Letakkan Sangkar di Keramaian

Meletakkan sangkar burung di tempat yang ramai dikunjungi burung yang terbiasa dengan ini dan tidak mudah stres. Kandang atau sangkar bisa diletakkan di teras atau tempat lain yang sering dilalui. Tambahkan juga beberapa sangkar lainnya buat burung bisa lebih nyaman karena melihat burung lain. Perawatan ini sangat penting jika Anda ingin burung di perlombaan dimana daerah tersebut ramai.

Jika sangkar burung terlalu lama ditempatkan di tempat yang sepi akan membuat burung gerabakan dan lebih takut dengan orang. Untuk menyelesaikan burung di area keramaian harus dilakukan seperti membawa ke teman lain yang juga membawa burung, datang ke perlombaan atau digantang di lingkungan yang ramai.

Lakukan Menguasai

Selanjutnya perawatan burung rajin berkicau adalah dengan memutarkan suara burung lewat MP3 atau audio semacamnya. Ini sangat penting untuk menguatkan mental burung yang terbilang masih pembohong.
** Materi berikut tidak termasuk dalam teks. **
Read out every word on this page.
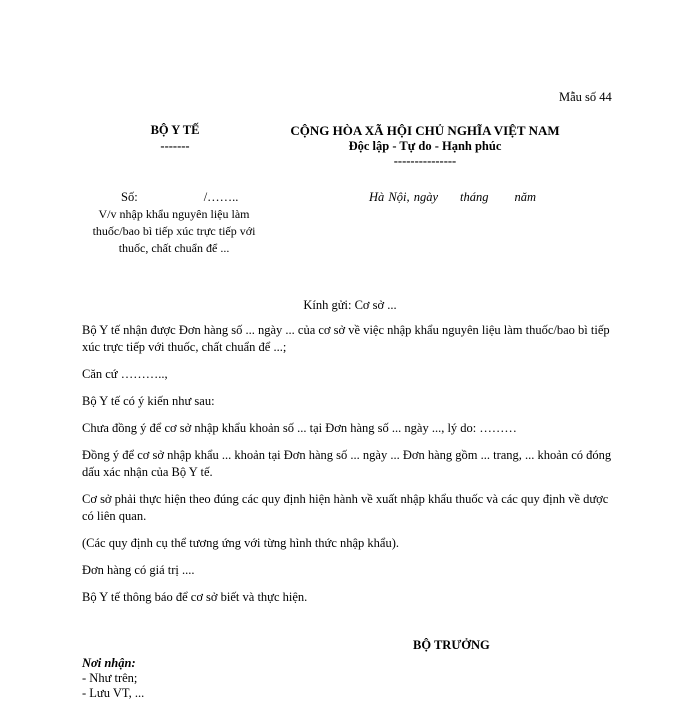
Mẫu số 44
BỘ Y TẾ
-------
CỘNG HÒA XÃ HỘI CHỦ NGHĨA VIỆT NAM
Độc lập - Tự do - Hạnh phúc
---------------
Số:	/……..
V/v nhập khẩu nguyên liệu làm thuốc/bao bì tiếp xúc trực tiếp với thuốc, chất chuẩn để ...
Hà Nội, ngày tháng năm
Kính gửi: Cơ sở ...

Bộ Y tế nhận được Đơn hàng số ... ngày ... của cơ sở về việc nhập khẩu nguyên liệu làm thuốc/bao bì tiếp xúc trực tiếp với thuốc, chất chuẩn để ...;

Căn cứ ………..,

Bộ Y tế có ý kiến như sau:

Chưa đồng ý để cơ sở nhập khẩu khoản số ... tại Đơn hàng số ... ngày ..., lý do: ………

Đồng ý để cơ sở nhập khẩu ... khoản tại Đơn hàng số ... ngày ... Đơn hàng gồm ... trang, ... khoản có đóng dấu xác nhận của Bộ Y tế.

Cơ sở phải thực hiện theo đúng các quy định hiện hành về xuất nhập khẩu thuốc và các quy định về dược có liên quan.

(Các quy định cụ thể tương ứng với từng hình thức nhập khẩu).

Đơn hàng có giá trị ....

Bộ Y tế thông báo để cơ sở biết và thực hiện.

BỘ TRƯỞNG
Nơi nhận:
- Như trên;
- Lưu VT, ...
Pilih suara burung sejenis merdu atau suara burung yang sudah menang perlombaan. Lakukan pemasteran dengan jeda 5 menit bunyi dan 5 menit diam serta suara yang dibuat pemasteran dipilih yang tidak terlalu panjang dan tidak terlalu banyak variasi. Untuk memulai, pilih 1 suara dulu seperti contohnya suara jangkrik. Lakukan ini sebanyak 3 kali sehari selama 1 jam bisa pagi, siang dan malam.

Sesudah 1 minggu, maka suara dapat ditambahkan dengan cara tetap memutar suara pertama lalu ditambahkan dengan jenis suara dikeluarkan Caranya memutar suara pertama selama 5 menit dan lanjutkan suara kedua selama 5 menit dan begitupun selanjutnya.

Berlatih Dengan Cermin

Menggunakan cermin untuk melatih mental yang mengeluarkan bunyi sebagai naluri saat sedang tersaingi karena melihat bayangannya di cermin.

Perawatan ini tidak mendukung burung yang bisa berkicau dengan suara yang indah, namun melatih burung untuk berjuang mengeluarkan suara. Cermin tersebut dapat digantungkan pada dinding sangkar, namun sebaliknya jika burung menjadi marah, maka cukup dekatkan cerminnya hanya untuk menghindari bulu di sayap dan ekor menjadi rontok.

Dekatkan Dengan Burung Sejenis

Sangkar burung juga bisa didekatkan dengan sangkar burung lain yang dikenal atau dikenal dengan istilah mentrek. Untuk cara ini harus dipilih burung yang baik dari segi umur, penampilan dan sebagainya. Jika memilih burung yang salah, maka akibatnya bisa fatal karena burung bisa stres karena mendengarkan kicauan burung lain yang lebih bagus. Tidak, burung akan berkicau dan lebih fokus mencari jalan untuk mendukung diri karena tertekan.

Merawat burung agar rajin berkicau harus dilakukan sesuai dengan kebutuhan kesabaran dan ketelatenan perlu perbaikan burung bisa tetap dengan baik dan akhirnya burung bisa lebih sering berkicau. (234).